Gross fixed capital formation (GFCF) – an indicator of productive asset creation in the economy – has shown a significant uptick from a low of 30.7% of Gross Domestic Product (GDP) in FY15 to 35.3% of GDP in the second quarter (July – September) of the current financial year. This is the highest level of asset formation in the Indian economy since 2009. The uptick comes on the back of sustained high allocation towards capital expenditure by the central government in the last three financial years.
In the second quarter of the current financial year, GFCF at ₹14,71,938 is up 11.4% from ₹13,25,580 crore in Q2, FY23 and over 21% from ₹12,09,609 crore in the second quarter of 2021-22.
Importantly, the share of GFCF in the GDP is on the rise. In the July-September quarter of the current fiscal, the share of capital formation in the GDP has touched 35.3%. It may be noted that in FY23, the GFCF as a percentage of GDP stood at 33.9% and in FY21 it was 32.5%. The buoyancy in fixed productive assets is majorly on the back of the enhanced public capital expenditure by the government in the last few years. In a move aimed at generating economic growth amid the post pandemic economic gloom, the government started pumping allocations to infrastructure creation in the economy.

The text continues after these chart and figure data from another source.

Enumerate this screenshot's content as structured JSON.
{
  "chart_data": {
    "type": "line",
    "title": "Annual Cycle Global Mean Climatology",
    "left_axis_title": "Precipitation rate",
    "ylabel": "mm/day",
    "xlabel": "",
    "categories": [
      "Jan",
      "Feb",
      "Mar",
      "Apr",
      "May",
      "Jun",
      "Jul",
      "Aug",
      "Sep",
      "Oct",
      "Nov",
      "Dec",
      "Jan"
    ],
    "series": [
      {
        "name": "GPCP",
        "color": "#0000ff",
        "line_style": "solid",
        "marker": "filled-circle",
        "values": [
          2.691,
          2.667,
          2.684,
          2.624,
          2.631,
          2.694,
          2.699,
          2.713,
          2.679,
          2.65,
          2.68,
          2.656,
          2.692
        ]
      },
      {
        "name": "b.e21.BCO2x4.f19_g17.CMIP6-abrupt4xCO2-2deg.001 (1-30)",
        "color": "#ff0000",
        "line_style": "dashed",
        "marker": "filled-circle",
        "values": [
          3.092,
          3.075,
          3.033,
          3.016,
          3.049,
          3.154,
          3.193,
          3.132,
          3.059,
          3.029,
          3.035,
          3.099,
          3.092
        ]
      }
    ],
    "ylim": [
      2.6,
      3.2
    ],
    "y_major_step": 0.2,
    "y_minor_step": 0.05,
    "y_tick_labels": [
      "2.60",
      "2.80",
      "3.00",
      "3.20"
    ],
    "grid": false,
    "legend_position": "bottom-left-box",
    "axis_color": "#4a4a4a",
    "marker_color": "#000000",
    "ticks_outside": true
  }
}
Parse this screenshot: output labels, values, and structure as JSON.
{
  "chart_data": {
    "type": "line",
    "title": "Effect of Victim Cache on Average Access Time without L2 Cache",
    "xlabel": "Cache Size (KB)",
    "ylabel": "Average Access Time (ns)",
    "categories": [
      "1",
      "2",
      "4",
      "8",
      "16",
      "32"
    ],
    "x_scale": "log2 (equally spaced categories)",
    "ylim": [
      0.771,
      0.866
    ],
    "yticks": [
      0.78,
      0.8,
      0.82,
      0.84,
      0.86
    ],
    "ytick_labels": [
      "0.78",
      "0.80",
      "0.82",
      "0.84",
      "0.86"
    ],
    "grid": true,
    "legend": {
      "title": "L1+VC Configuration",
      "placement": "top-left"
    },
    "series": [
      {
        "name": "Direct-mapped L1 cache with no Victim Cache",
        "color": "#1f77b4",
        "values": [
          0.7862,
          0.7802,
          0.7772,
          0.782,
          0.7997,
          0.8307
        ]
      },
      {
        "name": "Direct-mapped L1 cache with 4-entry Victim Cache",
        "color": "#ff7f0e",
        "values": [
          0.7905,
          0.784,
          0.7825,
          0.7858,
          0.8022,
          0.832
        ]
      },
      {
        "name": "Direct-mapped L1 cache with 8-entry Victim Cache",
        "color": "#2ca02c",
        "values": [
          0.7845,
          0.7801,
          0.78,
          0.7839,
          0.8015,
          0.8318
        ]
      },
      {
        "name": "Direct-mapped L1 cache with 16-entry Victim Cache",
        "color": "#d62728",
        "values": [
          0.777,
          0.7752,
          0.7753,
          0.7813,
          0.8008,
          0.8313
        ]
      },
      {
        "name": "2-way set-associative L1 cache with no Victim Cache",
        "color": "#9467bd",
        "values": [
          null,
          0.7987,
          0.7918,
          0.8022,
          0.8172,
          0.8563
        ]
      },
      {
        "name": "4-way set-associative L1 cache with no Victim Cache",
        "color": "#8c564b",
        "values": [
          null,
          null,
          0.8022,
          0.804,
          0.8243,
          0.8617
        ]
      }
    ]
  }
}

Since then, Centre has allocated funds to the tune of ₹17,16,117 crore. Out of the allocated amount, the ministries have overshot utilisation to ₹17,55,430 crore in the last three years.
Stressing that investment plays a pivotal role in driving the economy, care ratings said in a report on capital expenditure in October, "Overall Gross Fixed Capital Formation has risen to 34% of the GDP in FY23, levels last seen in 2013. Capital expenditure substantially augments the economy's productive capacity and exerts a more profound influence on long-term growth and productivity in contrast to revenue expenditure."